As a buddhist practitioner, we are invited to take refuge in the three jewels: the buddha, the dharma, the sangha.
In my own practice, I find safety and comfort, my picture of a refuge, in the first two. There is effort and challenge and frustration along with the experiences of ease and understanding in finding refuge in the buddha and the dharma but there is a sense of containment within the “self”. It is readily apparent that the variables and obstacles are all self generated when I am sitting by myself on a river and the sangha is made up of trees and animals and rushing water and sky. These sangha members are teaching and pointing and engaging but I still have the experience of being in control of what enters or what I allow to participate in my practice. The practice is predominately within the abode of the buddha and the dharma. There is extraordinary value in this encaved practice with a focus on the first two jewels. It allows me to develop and strengthen the muscles of concentration and inquiry and to more readily see habitual thought streams and the debris of karma.

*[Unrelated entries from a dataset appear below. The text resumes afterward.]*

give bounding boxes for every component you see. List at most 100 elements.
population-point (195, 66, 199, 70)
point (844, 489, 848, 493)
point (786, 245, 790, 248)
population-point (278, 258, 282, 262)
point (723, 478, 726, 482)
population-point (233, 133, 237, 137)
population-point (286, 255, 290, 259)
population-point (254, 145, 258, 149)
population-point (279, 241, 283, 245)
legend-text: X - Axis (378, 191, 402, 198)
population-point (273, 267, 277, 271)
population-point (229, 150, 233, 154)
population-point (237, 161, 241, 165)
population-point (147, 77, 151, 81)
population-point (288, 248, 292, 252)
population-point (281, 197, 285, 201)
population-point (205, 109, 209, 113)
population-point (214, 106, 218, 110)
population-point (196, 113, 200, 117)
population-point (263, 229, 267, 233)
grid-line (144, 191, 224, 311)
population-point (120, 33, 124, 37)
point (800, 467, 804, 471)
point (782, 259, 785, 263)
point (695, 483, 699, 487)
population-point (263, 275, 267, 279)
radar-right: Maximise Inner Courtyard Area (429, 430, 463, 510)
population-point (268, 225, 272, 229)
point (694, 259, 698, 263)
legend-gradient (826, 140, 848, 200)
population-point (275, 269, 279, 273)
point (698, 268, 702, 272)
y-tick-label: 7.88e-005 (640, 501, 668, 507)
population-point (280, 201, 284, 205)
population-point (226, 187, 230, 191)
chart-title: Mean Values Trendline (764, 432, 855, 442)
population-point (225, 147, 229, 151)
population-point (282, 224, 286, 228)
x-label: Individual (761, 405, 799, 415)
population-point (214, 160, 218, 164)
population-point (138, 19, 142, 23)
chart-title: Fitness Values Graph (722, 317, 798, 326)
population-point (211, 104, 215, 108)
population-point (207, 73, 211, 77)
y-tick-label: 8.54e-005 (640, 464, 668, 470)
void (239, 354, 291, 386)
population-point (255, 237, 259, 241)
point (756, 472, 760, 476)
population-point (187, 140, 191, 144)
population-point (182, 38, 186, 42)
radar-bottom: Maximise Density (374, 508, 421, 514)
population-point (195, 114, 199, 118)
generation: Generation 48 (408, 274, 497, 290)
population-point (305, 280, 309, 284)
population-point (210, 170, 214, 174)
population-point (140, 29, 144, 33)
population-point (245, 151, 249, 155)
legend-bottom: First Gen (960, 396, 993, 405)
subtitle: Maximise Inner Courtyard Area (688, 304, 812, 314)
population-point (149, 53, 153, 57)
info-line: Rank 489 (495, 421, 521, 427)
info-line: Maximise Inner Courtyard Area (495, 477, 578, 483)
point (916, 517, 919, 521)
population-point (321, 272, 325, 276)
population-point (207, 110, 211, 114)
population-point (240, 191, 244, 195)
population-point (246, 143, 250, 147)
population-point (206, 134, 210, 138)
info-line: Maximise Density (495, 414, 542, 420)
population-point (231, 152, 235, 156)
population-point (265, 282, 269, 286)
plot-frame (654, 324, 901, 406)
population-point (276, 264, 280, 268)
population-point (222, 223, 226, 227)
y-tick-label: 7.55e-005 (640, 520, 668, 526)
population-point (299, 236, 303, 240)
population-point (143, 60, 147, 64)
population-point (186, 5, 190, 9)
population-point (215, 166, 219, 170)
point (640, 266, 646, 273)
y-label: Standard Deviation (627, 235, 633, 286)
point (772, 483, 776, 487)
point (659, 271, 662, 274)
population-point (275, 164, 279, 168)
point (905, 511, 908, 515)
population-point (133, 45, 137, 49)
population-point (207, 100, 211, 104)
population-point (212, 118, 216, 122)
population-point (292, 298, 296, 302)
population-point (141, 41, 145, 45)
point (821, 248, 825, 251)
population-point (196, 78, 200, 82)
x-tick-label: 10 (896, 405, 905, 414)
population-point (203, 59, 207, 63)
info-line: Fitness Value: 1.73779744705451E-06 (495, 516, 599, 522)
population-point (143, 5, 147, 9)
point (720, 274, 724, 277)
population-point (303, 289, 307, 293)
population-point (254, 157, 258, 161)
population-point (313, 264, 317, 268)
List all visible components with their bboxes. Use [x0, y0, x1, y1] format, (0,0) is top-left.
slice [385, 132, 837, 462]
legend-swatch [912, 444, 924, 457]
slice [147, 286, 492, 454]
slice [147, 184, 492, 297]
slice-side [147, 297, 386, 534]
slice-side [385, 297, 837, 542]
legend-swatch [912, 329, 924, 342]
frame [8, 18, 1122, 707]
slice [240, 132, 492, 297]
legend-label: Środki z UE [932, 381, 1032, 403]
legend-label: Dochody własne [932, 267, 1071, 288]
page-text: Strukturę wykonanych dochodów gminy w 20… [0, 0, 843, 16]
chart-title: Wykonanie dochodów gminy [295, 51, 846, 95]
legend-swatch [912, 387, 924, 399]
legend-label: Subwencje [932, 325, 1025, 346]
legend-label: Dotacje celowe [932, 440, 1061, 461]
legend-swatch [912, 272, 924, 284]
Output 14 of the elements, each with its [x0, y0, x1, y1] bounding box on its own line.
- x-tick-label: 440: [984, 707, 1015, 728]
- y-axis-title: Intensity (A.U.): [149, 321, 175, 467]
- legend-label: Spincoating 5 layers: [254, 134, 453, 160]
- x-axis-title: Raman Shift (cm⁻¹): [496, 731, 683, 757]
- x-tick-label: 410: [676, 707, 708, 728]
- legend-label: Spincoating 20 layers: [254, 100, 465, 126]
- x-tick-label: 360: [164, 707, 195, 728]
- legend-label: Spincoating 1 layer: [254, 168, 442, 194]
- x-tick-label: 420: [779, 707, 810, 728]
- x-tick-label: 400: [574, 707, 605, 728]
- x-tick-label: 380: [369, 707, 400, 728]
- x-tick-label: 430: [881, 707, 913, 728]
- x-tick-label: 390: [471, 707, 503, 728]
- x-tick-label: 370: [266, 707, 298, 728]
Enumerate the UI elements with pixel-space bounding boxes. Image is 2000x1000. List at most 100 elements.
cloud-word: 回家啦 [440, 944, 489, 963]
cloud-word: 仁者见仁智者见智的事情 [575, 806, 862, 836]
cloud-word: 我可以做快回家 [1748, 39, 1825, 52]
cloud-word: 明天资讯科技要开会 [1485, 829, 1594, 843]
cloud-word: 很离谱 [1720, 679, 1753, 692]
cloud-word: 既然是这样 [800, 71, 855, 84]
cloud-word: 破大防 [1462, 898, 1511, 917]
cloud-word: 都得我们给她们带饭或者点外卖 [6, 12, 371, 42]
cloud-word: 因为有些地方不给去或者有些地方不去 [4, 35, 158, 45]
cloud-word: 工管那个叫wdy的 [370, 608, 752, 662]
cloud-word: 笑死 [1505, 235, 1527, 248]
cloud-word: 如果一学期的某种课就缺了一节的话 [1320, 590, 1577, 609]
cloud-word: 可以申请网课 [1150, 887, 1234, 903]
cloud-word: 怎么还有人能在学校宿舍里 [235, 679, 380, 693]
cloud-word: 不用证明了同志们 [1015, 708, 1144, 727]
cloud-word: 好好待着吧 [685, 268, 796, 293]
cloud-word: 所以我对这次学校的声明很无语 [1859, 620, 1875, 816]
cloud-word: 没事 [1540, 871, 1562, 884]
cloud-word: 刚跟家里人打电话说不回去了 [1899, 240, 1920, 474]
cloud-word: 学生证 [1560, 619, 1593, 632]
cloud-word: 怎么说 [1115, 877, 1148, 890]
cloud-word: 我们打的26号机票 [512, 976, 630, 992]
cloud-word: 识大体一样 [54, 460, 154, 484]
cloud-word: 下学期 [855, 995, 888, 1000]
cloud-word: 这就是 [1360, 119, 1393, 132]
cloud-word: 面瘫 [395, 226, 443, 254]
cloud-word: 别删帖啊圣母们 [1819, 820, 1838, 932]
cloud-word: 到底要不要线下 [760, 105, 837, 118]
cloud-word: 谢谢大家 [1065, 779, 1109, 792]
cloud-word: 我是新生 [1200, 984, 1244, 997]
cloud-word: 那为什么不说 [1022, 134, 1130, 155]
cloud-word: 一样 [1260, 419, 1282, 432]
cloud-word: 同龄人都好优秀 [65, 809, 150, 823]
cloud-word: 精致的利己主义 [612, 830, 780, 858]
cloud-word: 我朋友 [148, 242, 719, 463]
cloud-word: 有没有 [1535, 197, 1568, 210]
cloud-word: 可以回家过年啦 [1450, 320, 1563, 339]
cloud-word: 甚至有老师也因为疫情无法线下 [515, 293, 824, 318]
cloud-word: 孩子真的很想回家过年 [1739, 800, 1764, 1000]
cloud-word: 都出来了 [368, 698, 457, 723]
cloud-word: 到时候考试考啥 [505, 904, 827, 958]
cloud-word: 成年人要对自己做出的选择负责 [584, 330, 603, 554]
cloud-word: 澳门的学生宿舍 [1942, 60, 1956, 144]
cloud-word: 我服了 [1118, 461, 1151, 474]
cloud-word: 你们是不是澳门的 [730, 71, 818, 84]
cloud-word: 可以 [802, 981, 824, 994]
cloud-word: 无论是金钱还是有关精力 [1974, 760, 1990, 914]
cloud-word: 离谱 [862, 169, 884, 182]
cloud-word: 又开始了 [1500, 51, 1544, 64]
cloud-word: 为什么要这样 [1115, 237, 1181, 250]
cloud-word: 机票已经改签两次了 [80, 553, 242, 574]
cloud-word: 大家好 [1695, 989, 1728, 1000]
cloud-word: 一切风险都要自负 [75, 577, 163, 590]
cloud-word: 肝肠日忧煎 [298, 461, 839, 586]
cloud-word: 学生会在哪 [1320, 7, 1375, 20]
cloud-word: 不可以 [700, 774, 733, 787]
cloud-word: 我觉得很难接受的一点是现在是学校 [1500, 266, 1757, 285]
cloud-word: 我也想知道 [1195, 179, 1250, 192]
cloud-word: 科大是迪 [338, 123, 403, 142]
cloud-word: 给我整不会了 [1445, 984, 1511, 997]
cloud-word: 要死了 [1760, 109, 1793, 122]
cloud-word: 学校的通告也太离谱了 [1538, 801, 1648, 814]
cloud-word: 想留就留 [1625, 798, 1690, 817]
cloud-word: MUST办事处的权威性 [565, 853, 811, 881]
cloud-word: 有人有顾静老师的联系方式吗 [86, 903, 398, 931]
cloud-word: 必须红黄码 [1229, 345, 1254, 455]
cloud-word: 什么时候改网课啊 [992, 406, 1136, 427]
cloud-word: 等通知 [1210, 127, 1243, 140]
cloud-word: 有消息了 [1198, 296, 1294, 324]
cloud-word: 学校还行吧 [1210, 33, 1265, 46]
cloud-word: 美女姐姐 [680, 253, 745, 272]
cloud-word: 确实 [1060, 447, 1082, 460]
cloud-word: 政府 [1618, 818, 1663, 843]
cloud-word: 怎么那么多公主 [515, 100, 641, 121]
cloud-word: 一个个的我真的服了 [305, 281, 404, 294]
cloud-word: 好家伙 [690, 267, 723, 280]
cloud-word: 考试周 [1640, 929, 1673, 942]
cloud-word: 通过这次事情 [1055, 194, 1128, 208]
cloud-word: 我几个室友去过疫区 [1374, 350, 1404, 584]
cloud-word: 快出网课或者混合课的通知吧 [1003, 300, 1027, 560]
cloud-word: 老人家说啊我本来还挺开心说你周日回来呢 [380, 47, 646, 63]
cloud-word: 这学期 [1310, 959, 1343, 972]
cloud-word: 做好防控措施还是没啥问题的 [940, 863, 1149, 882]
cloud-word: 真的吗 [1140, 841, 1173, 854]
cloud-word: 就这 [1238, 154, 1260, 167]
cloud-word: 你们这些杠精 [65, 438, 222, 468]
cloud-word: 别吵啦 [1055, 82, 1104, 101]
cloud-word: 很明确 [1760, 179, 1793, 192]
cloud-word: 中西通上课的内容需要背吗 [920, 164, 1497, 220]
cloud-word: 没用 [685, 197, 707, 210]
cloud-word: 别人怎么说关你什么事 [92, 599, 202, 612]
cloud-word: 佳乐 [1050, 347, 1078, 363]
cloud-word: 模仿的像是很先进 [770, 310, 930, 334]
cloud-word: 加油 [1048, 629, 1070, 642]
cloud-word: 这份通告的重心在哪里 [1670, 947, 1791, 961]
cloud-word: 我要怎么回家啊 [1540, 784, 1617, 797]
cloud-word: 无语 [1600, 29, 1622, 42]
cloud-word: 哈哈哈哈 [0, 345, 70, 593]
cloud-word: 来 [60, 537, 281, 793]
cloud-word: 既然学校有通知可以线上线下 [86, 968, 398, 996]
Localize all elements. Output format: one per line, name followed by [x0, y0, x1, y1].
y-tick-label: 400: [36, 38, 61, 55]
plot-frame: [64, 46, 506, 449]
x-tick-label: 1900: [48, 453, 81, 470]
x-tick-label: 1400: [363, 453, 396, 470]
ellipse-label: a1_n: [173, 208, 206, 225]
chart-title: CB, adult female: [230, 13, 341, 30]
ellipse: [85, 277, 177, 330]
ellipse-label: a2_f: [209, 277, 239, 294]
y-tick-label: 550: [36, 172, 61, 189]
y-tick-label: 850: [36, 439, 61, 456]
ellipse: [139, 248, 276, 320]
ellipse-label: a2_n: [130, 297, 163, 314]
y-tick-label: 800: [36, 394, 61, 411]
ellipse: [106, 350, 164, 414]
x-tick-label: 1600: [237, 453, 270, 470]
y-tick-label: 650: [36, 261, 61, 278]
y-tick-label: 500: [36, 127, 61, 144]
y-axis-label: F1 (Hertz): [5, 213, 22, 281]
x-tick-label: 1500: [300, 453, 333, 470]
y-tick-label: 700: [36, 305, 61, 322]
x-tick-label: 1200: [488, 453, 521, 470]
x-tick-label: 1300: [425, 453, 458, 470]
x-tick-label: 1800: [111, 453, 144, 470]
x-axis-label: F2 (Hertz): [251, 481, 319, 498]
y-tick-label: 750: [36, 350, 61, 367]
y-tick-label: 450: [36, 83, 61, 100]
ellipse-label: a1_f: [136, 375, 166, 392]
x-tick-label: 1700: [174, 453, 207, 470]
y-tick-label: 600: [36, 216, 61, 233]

When the practice in these hermit-like settings opens up to an experience of clarity, a taste of true nature, and an understanding of the cause of suffering, there is always a deep impassioned call to move out into the world and share this understanding. There is a call to meet suffering and to offer ease. At the core of the call is not a desire to fix or “show the way”, but to be a clear reflection for folks to see their original, unique nature.
And then there is the reality of taking refuge in the sangha. When I think of refuge, I think of a safe haven, a place to curl up and be held, a place to be shielded from the storm. Coming out of the month-long retreat on the road, I find the sangha to be not that at all. I find that it is extraordinarily challenging to be the still reflection pool when everyone I meet is providing a crystalline reflection of my own obscurations and obstacles. Where I can see the shadows of harm that I have inflicted on others, by my actions and words, flitting across their expressions and echoing in their cautious speech. And when I encounter the courageous folks who are willing to speak their experience clearly, it initially feels like being slapped… hard. This is hardly the refuge I was expecting or hoping for. Yet, when I relax my hardened shield of self importance and allow the courageous words to enter, I experience a teaching, a reminder, a pointing. The practice shines out and I experience the sangha not as a refuge away from something, or a place where I can share the wealth of my hermiting practice but a refuge into the teaching. I experience a welling up of trust not only in the teaching but the manifestation of its truth in the sangha of other human beings. I experience refuge not as a protection or a shield but as an all encompassing and constantly opening door to glimpsing the true nature of reality as compassion, kindness, joy and equanimity.
So it seems that, when the time is appropriate, the practice calls me out of the cave of inner development and into the jewel of the sangha, not to teach what I have learned, but to broaden my awareness and understanding, to blow open the doors of self realization to expand and include universal realization.